Prime Minister Benjamin Netanyahu’s pre-indictment hearing is likely to be delayed, as his lawyers are refusing to pick up the evidence from the prosecution until they get paid.
Attorney General Avichai Mendelblit had said he would hold the hearing after the election but no later than July. At Netanyahu’s request, he also agreed that the prosecution wouldn’t hand the evidence over to the defense attorneys before the election, since Netanyahu was afraid the material would leak and be used against him during the campaign.
With the election now over, his lawyers are supposed to come get the material and start preparing. But they haven’t been paid for their services to date, and are refusing to pick up the massive evidence files until they see some money.
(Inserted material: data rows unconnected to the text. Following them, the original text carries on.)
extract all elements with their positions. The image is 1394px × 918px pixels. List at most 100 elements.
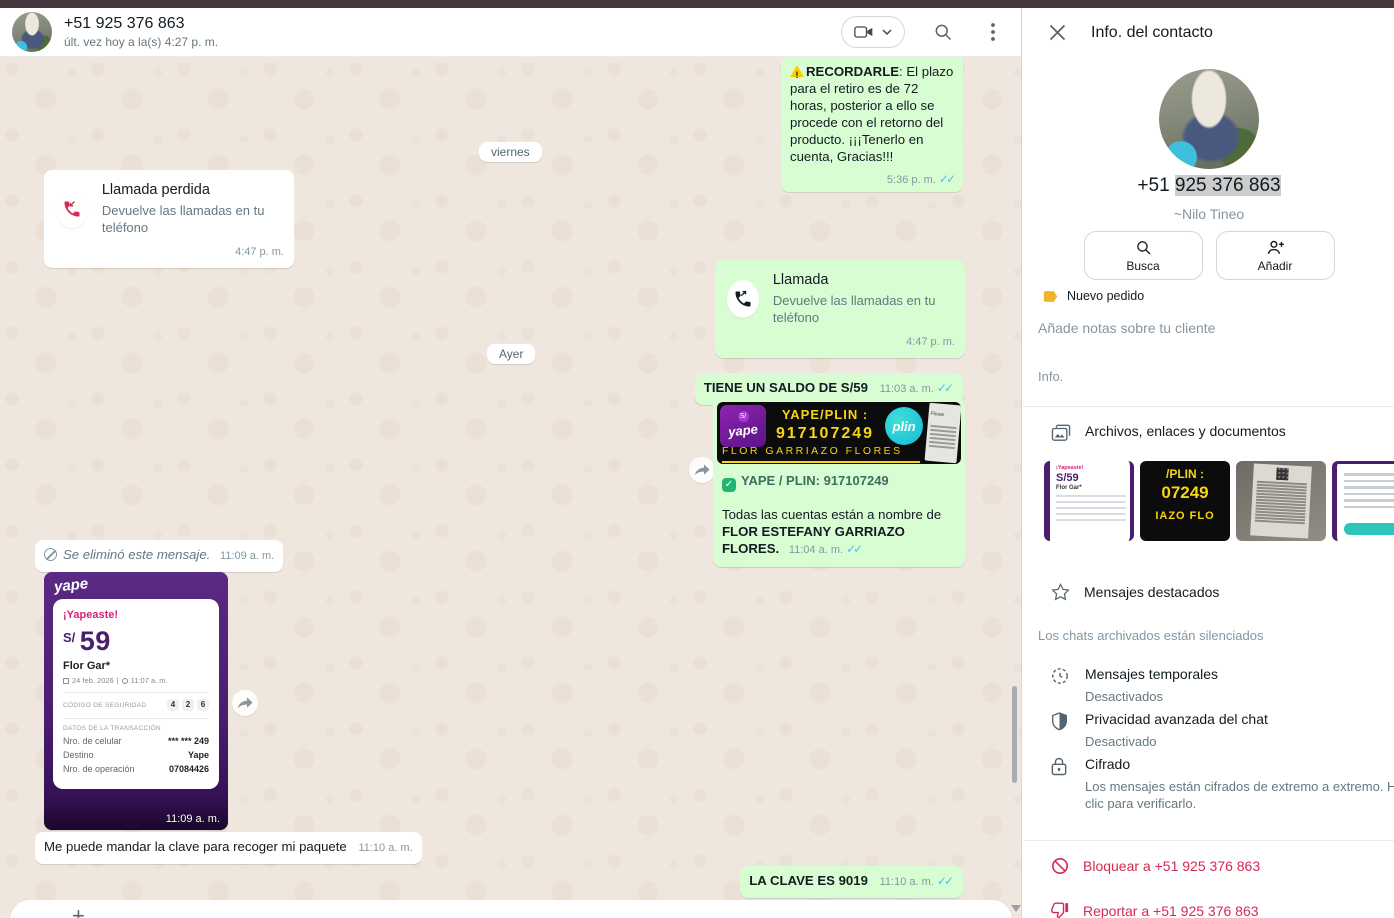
message-list[interactable]: !RECORDARLE: El plazo para el retiro es … — [0, 57, 1021, 918]
contact-push-name: ~Nilo Tineo — [1023, 206, 1394, 222]
message-key-request[interactable]: Me puede mandar la clave para recoger mi… — [35, 832, 422, 864]
message-text: Me puede mandar la clave para recoger mi… — [44, 839, 347, 854]
chat-scrollbar-thumb[interactable] — [1012, 686, 1017, 783]
chat-menu-button[interactable] — [981, 20, 1005, 44]
read-receipt-icon: ✓✓ — [937, 381, 954, 395]
attach-plus-icon[interactable]: + — [72, 903, 85, 918]
date-divider-friday: viernes — [479, 142, 542, 162]
plin-logo: plin — [885, 407, 923, 445]
caption-line2: Todas las cuentas están a nombre de — [722, 506, 956, 523]
person-add-icon — [1266, 239, 1285, 256]
message-reminder[interactable]: !RECORDARLE: El plazo para el retiro es … — [781, 57, 963, 192]
customer-notes-field[interactable]: Añade notas sobre tu cliente — [1038, 320, 1215, 336]
message-reminder-bold: RECORDARLE — [806, 64, 899, 79]
banner-line3: FLOR GARRIAZO FLORES — [722, 443, 920, 463]
video-call-icon — [854, 24, 874, 40]
chat-header-texts[interactable]: +51 925 376 863 últ. vez hoy a la(s) 4:2… — [64, 15, 841, 49]
message-input-bar[interactable]: + — [10, 900, 1012, 918]
message-yape-banner[interactable]: S/ yape YAPE/PLIN : 917107249 plin Floow… — [713, 398, 965, 567]
message-time: 11:10 a. m. — [358, 842, 412, 854]
chevron-down-icon — [882, 29, 892, 35]
forward-message-button[interactable] — [689, 457, 715, 483]
media-thumb-paper-photo[interactable] — [1236, 461, 1326, 541]
row-title: Mensajes temporales — [1085, 666, 1218, 682]
message-key[interactable]: LA CLAVE ES 9019 11:10 a. m. ✓✓ — [740, 866, 963, 898]
whatsapp-web: +51 925 376 863 últ. vez hoy a la(s) 4:2… — [0, 0, 1394, 918]
missed-call-icon-circle — [56, 190, 88, 228]
scroll-down-arrow[interactable] — [1011, 905, 1021, 912]
contact-info-body: +51 925 376 863 ~Nilo Tineo Busca Añadir… — [1023, 57, 1394, 918]
media-thumb-receipt-2[interactable] — [1332, 461, 1394, 541]
banner-text: YAPE/PLIN : 917107249 — [769, 406, 881, 442]
banner-line2: 917107249 — [769, 425, 881, 442]
archived-chats-note: Los chats archivados están silenciados — [1038, 628, 1263, 643]
label-row[interactable]: Nuevo pedido — [1043, 289, 1144, 303]
caption-accounts: YAPE / PLIN: 917107249 — [741, 473, 889, 488]
message-balance-text: TIENE UN SALDO DE S/59 — [704, 380, 868, 395]
files-links-docs-row[interactable]: Archivos, enlaces y documentos — [1023, 423, 1394, 442]
contact-info-header: Info. del contacto — [1023, 8, 1394, 57]
chat-header-actions — [841, 16, 1005, 48]
receipt-row: DestinoYape — [63, 750, 209, 760]
deleted-text: Se eliminó este mensaje. — [63, 547, 210, 562]
missed-call-row: Llamada perdida Devuelve las llamadas en… — [44, 170, 294, 244]
contact-avatar[interactable] — [12, 12, 52, 52]
call-row: Llamada Devuelve las llamadas en tu telé… — [715, 260, 965, 334]
message-text: LA CLAVE ES 9019 — [749, 873, 868, 888]
read-receipt-icon: ✓✓ — [846, 542, 863, 556]
block-label: Bloquear a +51 925 376 863 — [1083, 858, 1260, 874]
yape-wordmark: yape — [53, 575, 89, 595]
add-contact-button[interactable]: Añadir — [1216, 231, 1335, 280]
close-panel-button[interactable] — [1045, 21, 1069, 45]
message-time: 11:09 a. m. — [220, 550, 274, 562]
disappearing-messages-row[interactable]: Mensajes temporales Desactivados — [1023, 666, 1394, 705]
security-code: 4 2 6 — [167, 699, 209, 711]
selected-phone-text: 925 376 863 — [1175, 175, 1281, 196]
message-time: 11:09 a. m. — [166, 813, 220, 825]
block-contact-row[interactable]: Bloquear a +51 925 376 863 — [1023, 857, 1394, 875]
contact-action-buttons: Busca Añadir — [1023, 231, 1394, 280]
starred-messages-row[interactable]: Mensajes destacados — [1023, 583, 1394, 601]
lock-icon — [1051, 756, 1071, 812]
media-thumb-receipt[interactable]: ¡Yapeaste! S/59 Flor Gar* — [1044, 461, 1134, 541]
message-receipt-image[interactable]: yape ¡Yapeaste! S/ 59 Flor Gar* 24 feb. … — [44, 572, 228, 830]
banner-line1: YAPE/PLIN : — [769, 406, 881, 423]
receipt-row: Nro. de celular*** *** 249 — [63, 736, 209, 746]
encryption-row[interactable]: Cifrado Los mensajes están cifrados de e… — [1023, 756, 1394, 812]
call-icon — [733, 289, 753, 309]
report-contact-row[interactable]: Reportar a +51 925 376 863 — [1023, 902, 1394, 918]
receipt-title: ¡Yapeaste! — [63, 609, 209, 621]
missed-call-icon — [62, 199, 82, 219]
message-call[interactable]: Llamada Devuelve las llamadas en tu telé… — [715, 260, 965, 358]
message-missed-call[interactable]: Llamada perdida Devuelve las llamadas en… — [44, 170, 294, 268]
timer-icon — [1051, 666, 1071, 705]
media-files-icon — [1051, 423, 1071, 442]
media-thumb-banner[interactable]: /PLIN : 07249 IAZO FLO — [1140, 461, 1230, 541]
contact-info-panel: Info. del contacto +51 925 376 863 ~Nilo… — [1023, 8, 1394, 918]
search-button-label: Busca — [1126, 259, 1159, 273]
files-label: Archivos, enlaces y documentos — [1085, 423, 1286, 442]
forward-message-button[interactable] — [232, 690, 258, 716]
banner-image[interactable]: S/ yape YAPE/PLIN : 917107249 plin Floow… — [717, 402, 961, 464]
search-in-chat-button[interactable] — [931, 20, 955, 44]
last-seen-status: últ. vez hoy a la(s) 4:27 p. m. — [64, 35, 841, 49]
advanced-privacy-row[interactable]: Privacidad avanzada del chat Desactivado — [1023, 711, 1394, 750]
message-deleted[interactable]: Se eliminó este mensaje. 11:09 a. m. — [35, 540, 283, 572]
row-subtitle: Desactivado — [1085, 733, 1394, 750]
read-receipt-icon: ✓✓ — [937, 874, 954, 888]
video-call-button[interactable] — [841, 16, 905, 48]
call-icon-circle — [727, 280, 759, 318]
contact-photo-large[interactable] — [1159, 69, 1259, 169]
window-top-strip — [0, 0, 1394, 8]
forward-icon — [694, 463, 710, 477]
message-time: 11:10 a. m. ✓✓ — [880, 876, 954, 888]
message-time: 11:04 a. m. ✓✓ — [789, 544, 863, 556]
receipt-payee: Flor Gar* — [63, 660, 209, 672]
receipt-card: ¡Yapeaste! S/ 59 Flor Gar* 24 feb. 2026 … — [53, 599, 219, 789]
message-time: 5:36 p. m. ✓✓ — [887, 171, 956, 189]
search-messages-button[interactable]: Busca — [1084, 231, 1203, 280]
thumb-teal-button — [1344, 523, 1394, 535]
forward-icon — [237, 696, 253, 710]
search-icon — [1135, 239, 1152, 256]
contact-phone: +51 925 376 863 — [1023, 175, 1394, 197]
Netanyahu wants to raise $2 million from two American businessmen – his cousin Nathan Milikowsky and his friend Spencer Partrich – to pay his lawyers. But the special government permits committee that must approve any government official’s request to accept money from outside sources has rejected his request twice. The committee, now with a different composition, has agreed to reconsider its decision yet again, but hasn’t set a date for doing so.
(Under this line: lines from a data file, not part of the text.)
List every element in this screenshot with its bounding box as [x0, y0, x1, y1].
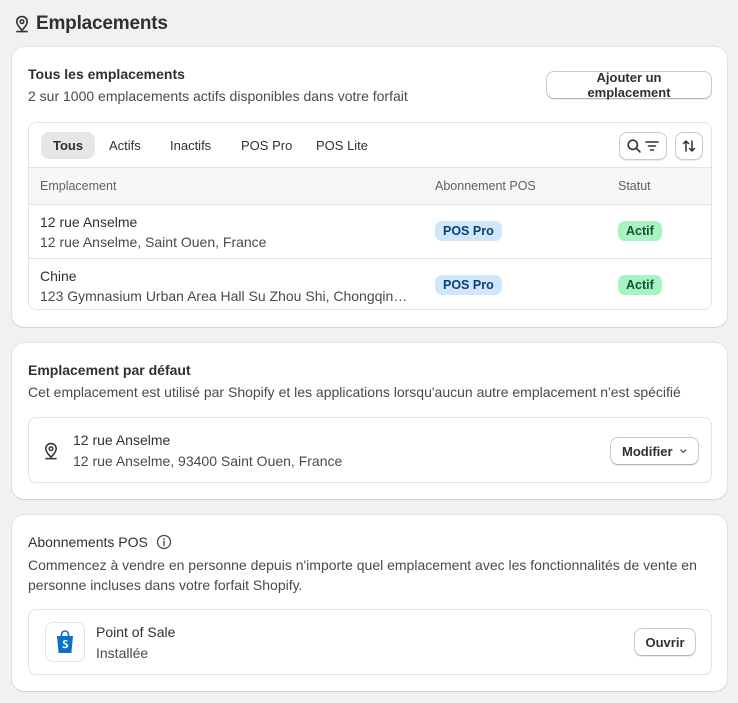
shopify-pos-app-icon [45, 622, 85, 662]
locations-subtitle: 2 sur 1000 emplacements actifs disponibl… [28, 88, 408, 104]
column-status: Statut [618, 179, 651, 193]
page-header: Emplacements [14, 12, 168, 36]
location-address: 123 Gymnasium Urban Area Hall Su Zhou Sh… [40, 288, 410, 304]
table-row[interactable]: 12 rue Anselme 12 rue Anselme, Saint Oue… [29, 205, 711, 257]
filter-tabs: Tous Actifs Inactifs POS Pro POS Lite [29, 123, 711, 168]
location-pin-icon [45, 442, 57, 460]
default-location-card: Emplacement par défaut Cet emplacement e… [12, 343, 727, 499]
tab-active[interactable]: Actifs [97, 132, 153, 159]
default-location-box: 12 rue Anselme 12 rue Anselme, 93400 Sai… [28, 417, 712, 483]
default-location-subtitle: Cet emplacement est utilisé par Shopify … [28, 384, 681, 400]
location-name: 12 rue Anselme [40, 214, 138, 230]
location-pin-icon [15, 15, 29, 33]
status-badge: Actif [618, 221, 662, 241]
location-name: Chine [40, 268, 77, 284]
default-location-title: Emplacement par défaut [28, 362, 191, 378]
default-location-name: 12 rue Anselme [73, 432, 171, 448]
pos-subscriptions-card: Abonnements POS Commencez à vendre en pe… [12, 515, 727, 691]
info-icon[interactable] [156, 534, 172, 550]
search-filter-button[interactable] [619, 132, 667, 160]
locations-table: Tous Actifs Inactifs POS Pro POS Lite Em… [28, 122, 712, 310]
add-location-button[interactable]: Ajouter un emplacement [546, 70, 712, 100]
table-header: Emplacement Abonnement POS Statut [29, 168, 711, 205]
tab-all[interactable]: Tous [41, 132, 96, 159]
modify-button-label: Modifier [622, 443, 673, 459]
pos-app-box: Point of Sale Installée Ouvrir [28, 609, 712, 675]
pos-title-row: Abonnements POS [28, 534, 172, 550]
location-address: 12 rue Anselme, Saint Ouen, France [40, 234, 267, 250]
page-title: Emplacements [36, 13, 168, 34]
tab-inactive[interactable]: Inactifs [158, 132, 223, 159]
column-location: Emplacement [40, 179, 117, 193]
tab-pos-pro[interactable]: POS Pro [229, 132, 304, 159]
filter-icon [645, 141, 659, 151]
pos-title: Abonnements POS [28, 534, 148, 550]
subscription-badge: POS Pro [435, 221, 502, 241]
search-icon [627, 139, 641, 153]
status-badge: Actif [618, 275, 662, 295]
open-button[interactable]: Ouvrir [634, 628, 696, 656]
tab-pos-lite[interactable]: POS Lite [304, 132, 380, 159]
column-subscription: Abonnement POS [435, 179, 536, 193]
pos-app-name: Point of Sale [96, 624, 176, 640]
locations-card: Tous les emplacements 2 sur 1000 emplace… [12, 47, 727, 327]
subscription-badge: POS Pro [435, 275, 502, 295]
default-location-address: 12 rue Anselme, 93400 Saint Ouen, France [73, 453, 343, 469]
pos-app-status: Installée [96, 645, 149, 661]
table-row[interactable]: Chine 123 Gymnasium Urban Area Hall Su Z… [29, 258, 711, 309]
shopify-bag-icon [57, 630, 73, 653]
locations-title: Tous les emplacements [28, 66, 185, 82]
modify-button[interactable]: Modifier [610, 437, 699, 465]
pos-description: Commencez à vendre en personne depuis n'… [28, 557, 697, 593]
sort-arrows-icon [682, 140, 696, 152]
chevron-down-icon [679, 449, 686, 453]
sort-button[interactable] [675, 132, 703, 160]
Yet Netanyahu says that even if this sum is approved, it wouldn’t cover the costs of preparing for the hearing. Instead, it would all go to pay his lawyers for the work they have already done in previous months. The lawyers in question are the five members of his current defense team – Navot Tel Zur, Amit Hadad, Tal Shapira, Pinhas Rubin and former Judge Oded Mudrik – plus two who are no longer working for him, Yaron Kosteliz and Keren Shapira.
Netanyahu’s hearing will be conducted by Mendelblit. But hearings for the other suspects in the cases against him – including Bezeq owner Shaul Elovitch, his wife Iris Elovitch and Yedioth Ahronoth publisher Arnon Mozes – will be conducted by Liat Ben-Ari, who heads the taxation and finance department of the State Prosecutor’s Tel Aviv district office.
In the past, pre-indictment hearings in cases of a similar scope have dragged on for more than a year. Even in the case against Netanyahu’s wife Sara for illicit spending at the prime minister’s residences, the actual indictment was filed only nine months after Mendelblit first announced his intention to indict her, subject to a hearing.
Once Netanyahu’s hearing is over, Mendelblit will reconvene the approximately 20 prosecutors he has consulted on the case and make a final decision on whether to leave the indictment unchanged, soften the charges or scrap them altogether.